Hydropneumothorax and pleural effusions are typically presented with sudden onset of unilateral thoracic pain and dyspnea. Asymmetrical expansion of the hemithorax is usually observed associated with decreased air entry. The diagnosis of hydropneumothorax is suspected by chest X-ray and confirmed by computed tomography. In the chest X-ray, the pleural effusion has a characteristic feature and is a meniscus along the chest wall with obliteration of the hemidiaphragm. In a hydropneumothorax, a meniscus is not observed because the trapped air leads to an increase in intrathoracic pressure that obliterates the fluid interface. An air-fluid level on the chest X-ray may be an important clue to suspect that a pneumothorax exists [1].

The diagnosis of a diaphragmatic rupture requires a high index of clinical suspicion and careful look of the chest radiograph. Radiological features that suggest the possibility of a diaphragmatic rupture include elevated hemidiaphragm, irregular diaphragmatic outline, gas bubble in the chest, nasogastric tube in the chest, and compression atelectasis of the lower lobe [7].

Ultrasound has been used in the past to visualize the characteristics of a hydropneumothorax. The ultrasonographic signs seen in one study were gassy effusion above the pleural fluid, the disappearance of the “gliding sign” described as back-and-forth respiratory movements, and the “curtain sign” that is the movement of air fluid level. Also a “polymicrobullous” image caused by air micro bubbles within the fluid effusion might be observed. Although a good descriptive method, it is not a good one to determine the nature of a hydropneumothorax [12, 13].

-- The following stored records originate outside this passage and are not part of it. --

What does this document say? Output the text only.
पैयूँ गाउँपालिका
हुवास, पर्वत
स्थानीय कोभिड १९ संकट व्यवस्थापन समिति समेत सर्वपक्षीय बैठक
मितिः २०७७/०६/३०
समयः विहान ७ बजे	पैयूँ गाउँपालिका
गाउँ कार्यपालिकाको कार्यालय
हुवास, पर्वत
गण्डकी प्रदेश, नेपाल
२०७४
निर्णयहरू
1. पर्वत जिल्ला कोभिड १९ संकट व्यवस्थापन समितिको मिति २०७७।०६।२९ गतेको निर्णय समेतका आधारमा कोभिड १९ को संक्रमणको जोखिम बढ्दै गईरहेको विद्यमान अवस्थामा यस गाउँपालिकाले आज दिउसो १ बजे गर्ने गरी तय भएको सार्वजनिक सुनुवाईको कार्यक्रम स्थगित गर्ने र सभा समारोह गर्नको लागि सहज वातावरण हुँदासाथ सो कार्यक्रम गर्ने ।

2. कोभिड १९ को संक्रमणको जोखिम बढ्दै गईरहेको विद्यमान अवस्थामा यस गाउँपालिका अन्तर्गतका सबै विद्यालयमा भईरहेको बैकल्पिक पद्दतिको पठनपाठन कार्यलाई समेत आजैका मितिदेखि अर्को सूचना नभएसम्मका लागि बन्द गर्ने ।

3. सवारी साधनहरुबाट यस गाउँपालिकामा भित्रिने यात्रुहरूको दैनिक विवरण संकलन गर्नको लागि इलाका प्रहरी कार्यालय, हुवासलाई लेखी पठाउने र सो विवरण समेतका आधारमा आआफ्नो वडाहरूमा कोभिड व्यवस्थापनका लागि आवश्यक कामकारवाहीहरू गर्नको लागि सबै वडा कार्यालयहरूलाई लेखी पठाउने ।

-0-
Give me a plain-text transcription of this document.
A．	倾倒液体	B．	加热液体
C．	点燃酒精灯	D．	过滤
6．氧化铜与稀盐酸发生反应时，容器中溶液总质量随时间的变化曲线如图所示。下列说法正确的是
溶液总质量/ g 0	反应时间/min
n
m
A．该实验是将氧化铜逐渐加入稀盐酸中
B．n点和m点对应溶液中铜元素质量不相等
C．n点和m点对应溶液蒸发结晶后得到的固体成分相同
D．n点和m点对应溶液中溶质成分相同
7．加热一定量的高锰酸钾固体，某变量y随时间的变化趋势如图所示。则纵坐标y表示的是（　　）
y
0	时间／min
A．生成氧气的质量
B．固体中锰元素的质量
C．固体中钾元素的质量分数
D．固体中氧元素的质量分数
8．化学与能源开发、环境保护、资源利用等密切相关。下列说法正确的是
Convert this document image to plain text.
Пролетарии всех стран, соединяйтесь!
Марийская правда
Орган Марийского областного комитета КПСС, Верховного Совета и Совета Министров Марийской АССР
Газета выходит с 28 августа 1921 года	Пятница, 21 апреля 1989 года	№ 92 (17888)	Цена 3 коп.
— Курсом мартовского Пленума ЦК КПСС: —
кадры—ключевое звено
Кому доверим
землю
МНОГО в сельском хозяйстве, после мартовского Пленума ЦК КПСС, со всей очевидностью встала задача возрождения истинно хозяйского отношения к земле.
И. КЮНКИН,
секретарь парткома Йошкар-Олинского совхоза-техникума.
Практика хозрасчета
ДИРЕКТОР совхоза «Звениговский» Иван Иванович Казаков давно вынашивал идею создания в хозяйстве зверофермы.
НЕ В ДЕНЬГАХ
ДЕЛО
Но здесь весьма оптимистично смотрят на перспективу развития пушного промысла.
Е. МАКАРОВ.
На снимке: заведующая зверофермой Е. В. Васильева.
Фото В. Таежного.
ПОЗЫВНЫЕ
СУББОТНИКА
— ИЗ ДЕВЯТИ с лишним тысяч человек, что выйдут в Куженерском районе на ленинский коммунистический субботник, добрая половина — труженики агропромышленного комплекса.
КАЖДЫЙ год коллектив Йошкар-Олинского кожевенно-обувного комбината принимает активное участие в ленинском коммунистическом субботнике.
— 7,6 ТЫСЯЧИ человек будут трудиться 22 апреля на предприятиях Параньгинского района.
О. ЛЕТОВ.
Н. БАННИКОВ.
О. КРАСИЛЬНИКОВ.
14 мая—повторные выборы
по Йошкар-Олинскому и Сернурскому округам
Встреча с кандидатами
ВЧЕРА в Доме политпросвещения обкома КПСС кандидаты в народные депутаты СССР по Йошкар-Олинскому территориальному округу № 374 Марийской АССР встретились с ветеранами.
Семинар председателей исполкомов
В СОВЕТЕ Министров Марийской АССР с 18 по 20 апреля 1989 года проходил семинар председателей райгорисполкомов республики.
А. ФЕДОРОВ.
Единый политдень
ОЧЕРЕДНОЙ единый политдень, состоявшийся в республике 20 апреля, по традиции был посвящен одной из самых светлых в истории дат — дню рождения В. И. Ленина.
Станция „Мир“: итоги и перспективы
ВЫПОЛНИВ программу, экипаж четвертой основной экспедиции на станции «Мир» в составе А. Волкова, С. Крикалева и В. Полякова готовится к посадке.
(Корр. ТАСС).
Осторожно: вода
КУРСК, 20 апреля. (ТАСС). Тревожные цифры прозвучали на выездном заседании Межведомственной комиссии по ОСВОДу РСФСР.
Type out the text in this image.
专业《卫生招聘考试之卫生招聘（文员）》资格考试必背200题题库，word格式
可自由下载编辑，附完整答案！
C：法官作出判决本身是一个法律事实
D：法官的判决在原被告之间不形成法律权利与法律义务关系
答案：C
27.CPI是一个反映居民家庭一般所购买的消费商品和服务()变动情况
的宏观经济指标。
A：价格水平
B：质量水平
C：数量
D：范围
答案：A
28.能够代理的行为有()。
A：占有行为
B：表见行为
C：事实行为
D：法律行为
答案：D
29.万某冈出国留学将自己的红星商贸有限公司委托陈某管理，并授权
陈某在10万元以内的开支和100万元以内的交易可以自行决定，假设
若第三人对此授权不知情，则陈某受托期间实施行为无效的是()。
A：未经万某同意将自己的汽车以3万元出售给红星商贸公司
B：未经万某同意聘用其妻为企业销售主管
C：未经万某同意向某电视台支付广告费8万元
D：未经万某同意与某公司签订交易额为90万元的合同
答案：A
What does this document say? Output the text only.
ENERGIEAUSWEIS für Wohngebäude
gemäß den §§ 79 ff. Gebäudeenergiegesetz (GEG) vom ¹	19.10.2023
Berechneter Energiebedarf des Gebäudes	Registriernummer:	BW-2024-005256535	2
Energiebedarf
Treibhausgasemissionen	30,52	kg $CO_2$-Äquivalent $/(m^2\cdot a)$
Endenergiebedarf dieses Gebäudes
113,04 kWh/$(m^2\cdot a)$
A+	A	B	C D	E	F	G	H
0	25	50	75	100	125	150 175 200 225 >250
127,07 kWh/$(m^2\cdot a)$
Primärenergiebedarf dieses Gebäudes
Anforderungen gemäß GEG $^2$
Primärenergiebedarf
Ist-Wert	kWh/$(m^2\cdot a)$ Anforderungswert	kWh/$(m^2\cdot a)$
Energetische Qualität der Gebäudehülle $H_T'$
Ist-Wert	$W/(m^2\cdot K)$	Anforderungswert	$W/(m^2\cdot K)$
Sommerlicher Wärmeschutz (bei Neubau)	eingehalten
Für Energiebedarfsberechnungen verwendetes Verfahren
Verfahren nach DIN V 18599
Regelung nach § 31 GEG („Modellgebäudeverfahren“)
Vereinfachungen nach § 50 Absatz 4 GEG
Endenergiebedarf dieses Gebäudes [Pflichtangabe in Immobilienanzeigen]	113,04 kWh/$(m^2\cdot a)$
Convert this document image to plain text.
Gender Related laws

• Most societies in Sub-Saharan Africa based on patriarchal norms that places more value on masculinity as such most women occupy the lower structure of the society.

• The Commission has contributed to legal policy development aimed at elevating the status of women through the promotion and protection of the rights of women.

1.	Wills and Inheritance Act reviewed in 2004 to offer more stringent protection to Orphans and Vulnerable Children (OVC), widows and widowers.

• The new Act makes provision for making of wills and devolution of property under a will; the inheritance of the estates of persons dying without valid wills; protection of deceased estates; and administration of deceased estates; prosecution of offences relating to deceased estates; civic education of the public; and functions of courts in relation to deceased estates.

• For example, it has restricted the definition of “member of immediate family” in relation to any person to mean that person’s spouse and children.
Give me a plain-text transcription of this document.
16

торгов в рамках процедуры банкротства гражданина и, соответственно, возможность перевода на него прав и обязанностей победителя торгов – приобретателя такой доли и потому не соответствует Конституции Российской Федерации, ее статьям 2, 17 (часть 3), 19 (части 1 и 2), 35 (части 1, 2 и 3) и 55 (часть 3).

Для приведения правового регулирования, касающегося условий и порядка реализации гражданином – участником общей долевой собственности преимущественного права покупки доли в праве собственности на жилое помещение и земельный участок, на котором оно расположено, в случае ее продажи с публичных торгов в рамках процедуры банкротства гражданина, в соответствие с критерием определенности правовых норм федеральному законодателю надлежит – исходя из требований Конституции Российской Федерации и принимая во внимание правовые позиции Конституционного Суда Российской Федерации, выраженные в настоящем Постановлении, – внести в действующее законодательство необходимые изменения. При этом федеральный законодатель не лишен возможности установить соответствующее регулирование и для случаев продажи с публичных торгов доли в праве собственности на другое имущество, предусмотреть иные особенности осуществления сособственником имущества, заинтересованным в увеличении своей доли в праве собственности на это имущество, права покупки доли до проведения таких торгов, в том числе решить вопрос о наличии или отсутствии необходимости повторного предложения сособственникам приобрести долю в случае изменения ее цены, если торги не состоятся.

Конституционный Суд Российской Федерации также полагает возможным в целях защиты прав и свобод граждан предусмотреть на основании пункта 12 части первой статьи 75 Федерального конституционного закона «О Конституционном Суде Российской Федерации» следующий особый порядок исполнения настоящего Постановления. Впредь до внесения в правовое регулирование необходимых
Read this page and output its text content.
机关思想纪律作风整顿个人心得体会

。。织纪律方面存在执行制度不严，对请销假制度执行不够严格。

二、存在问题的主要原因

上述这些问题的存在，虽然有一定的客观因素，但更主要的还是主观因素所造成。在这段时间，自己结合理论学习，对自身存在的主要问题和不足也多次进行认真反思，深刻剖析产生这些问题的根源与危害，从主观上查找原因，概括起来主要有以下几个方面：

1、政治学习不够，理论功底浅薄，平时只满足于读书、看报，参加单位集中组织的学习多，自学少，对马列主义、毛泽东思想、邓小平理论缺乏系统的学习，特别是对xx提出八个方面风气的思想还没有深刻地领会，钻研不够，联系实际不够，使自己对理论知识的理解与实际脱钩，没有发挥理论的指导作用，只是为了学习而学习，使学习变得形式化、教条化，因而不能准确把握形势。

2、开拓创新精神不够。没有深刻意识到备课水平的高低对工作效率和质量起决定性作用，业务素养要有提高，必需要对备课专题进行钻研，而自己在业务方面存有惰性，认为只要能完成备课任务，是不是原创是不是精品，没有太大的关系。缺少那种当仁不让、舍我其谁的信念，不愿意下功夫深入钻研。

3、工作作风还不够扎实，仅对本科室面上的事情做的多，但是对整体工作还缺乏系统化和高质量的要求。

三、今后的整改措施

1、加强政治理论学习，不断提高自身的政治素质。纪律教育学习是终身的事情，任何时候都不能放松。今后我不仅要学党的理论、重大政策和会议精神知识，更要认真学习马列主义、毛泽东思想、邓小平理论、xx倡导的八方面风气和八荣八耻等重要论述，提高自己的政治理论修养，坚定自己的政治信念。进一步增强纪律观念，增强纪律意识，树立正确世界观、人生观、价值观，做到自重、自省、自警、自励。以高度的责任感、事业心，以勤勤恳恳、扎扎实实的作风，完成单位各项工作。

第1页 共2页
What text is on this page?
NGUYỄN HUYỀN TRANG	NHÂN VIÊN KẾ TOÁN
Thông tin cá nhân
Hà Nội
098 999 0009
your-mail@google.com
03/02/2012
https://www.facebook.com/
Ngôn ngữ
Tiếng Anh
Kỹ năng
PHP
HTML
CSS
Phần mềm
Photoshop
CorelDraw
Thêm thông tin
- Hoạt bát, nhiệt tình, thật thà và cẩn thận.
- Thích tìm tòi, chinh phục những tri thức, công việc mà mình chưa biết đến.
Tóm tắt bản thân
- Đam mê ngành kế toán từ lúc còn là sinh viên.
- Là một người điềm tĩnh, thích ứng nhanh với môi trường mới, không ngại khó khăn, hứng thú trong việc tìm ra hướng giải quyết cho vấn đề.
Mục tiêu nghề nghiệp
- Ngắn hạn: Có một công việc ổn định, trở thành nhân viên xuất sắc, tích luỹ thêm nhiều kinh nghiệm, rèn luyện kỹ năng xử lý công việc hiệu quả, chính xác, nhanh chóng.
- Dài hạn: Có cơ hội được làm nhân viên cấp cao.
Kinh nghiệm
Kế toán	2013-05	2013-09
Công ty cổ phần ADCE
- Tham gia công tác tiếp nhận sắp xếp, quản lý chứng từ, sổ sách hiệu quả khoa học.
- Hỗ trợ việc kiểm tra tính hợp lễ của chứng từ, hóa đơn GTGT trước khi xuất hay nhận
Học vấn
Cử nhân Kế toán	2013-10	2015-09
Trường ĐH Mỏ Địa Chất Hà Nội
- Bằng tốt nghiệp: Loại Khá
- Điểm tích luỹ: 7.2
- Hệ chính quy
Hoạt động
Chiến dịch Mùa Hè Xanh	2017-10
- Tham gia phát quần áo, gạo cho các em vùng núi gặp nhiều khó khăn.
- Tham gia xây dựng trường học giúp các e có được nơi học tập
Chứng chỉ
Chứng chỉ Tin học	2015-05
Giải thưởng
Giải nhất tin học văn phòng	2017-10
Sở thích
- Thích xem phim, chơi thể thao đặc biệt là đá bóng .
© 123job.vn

There are different protocols in the management of simple pleural effusion and hydropneumothorax according to the severity. Initial treatment should focus on the management of airway, breathing, and circulation. Patients with significant respiratory distress require in many cases a definite airway and an aggressive management of the underlying disease. Oxygen may increase the rate of hydropneumothorax reabsorption, with a fourfold effect demonstrated in the presence of a pneumothorax greater than 30% of the lung field [14].

The difference between hydropneumothorax and a simple pleural effusion is necessary because appropriate treatment of a hydropneumothorax often requires specific site placement of two chest tubes, one to drain the fluid and the other to remove the air. On the other hand, simple pleural effusion often requires a single chest tube [1].

This case is an uncommon presentation of hydropneumothorax. Few cases in the pediatric population have been reported. Hydropneumothorax is present most typically in newborns and adolescents. The diagnosis is suspected by X-ray and computed tomography is the method of choice. Ultrasound is not the best method to determine the nature of a hydropneumothorax. Initial treatment in the pediatric population should include assessment of the airway, cardiac monitoring, and immediate stabilization. Chest tube insertion is necessary to drain the fluid and remove the air. Diaphragmatic hernia is an important diagnosis that presents in children and must be ruled out as a possible etiology.


ED:Emergency department
CT:Computed tomography.

Competing Interests

The authors declare no competing interests.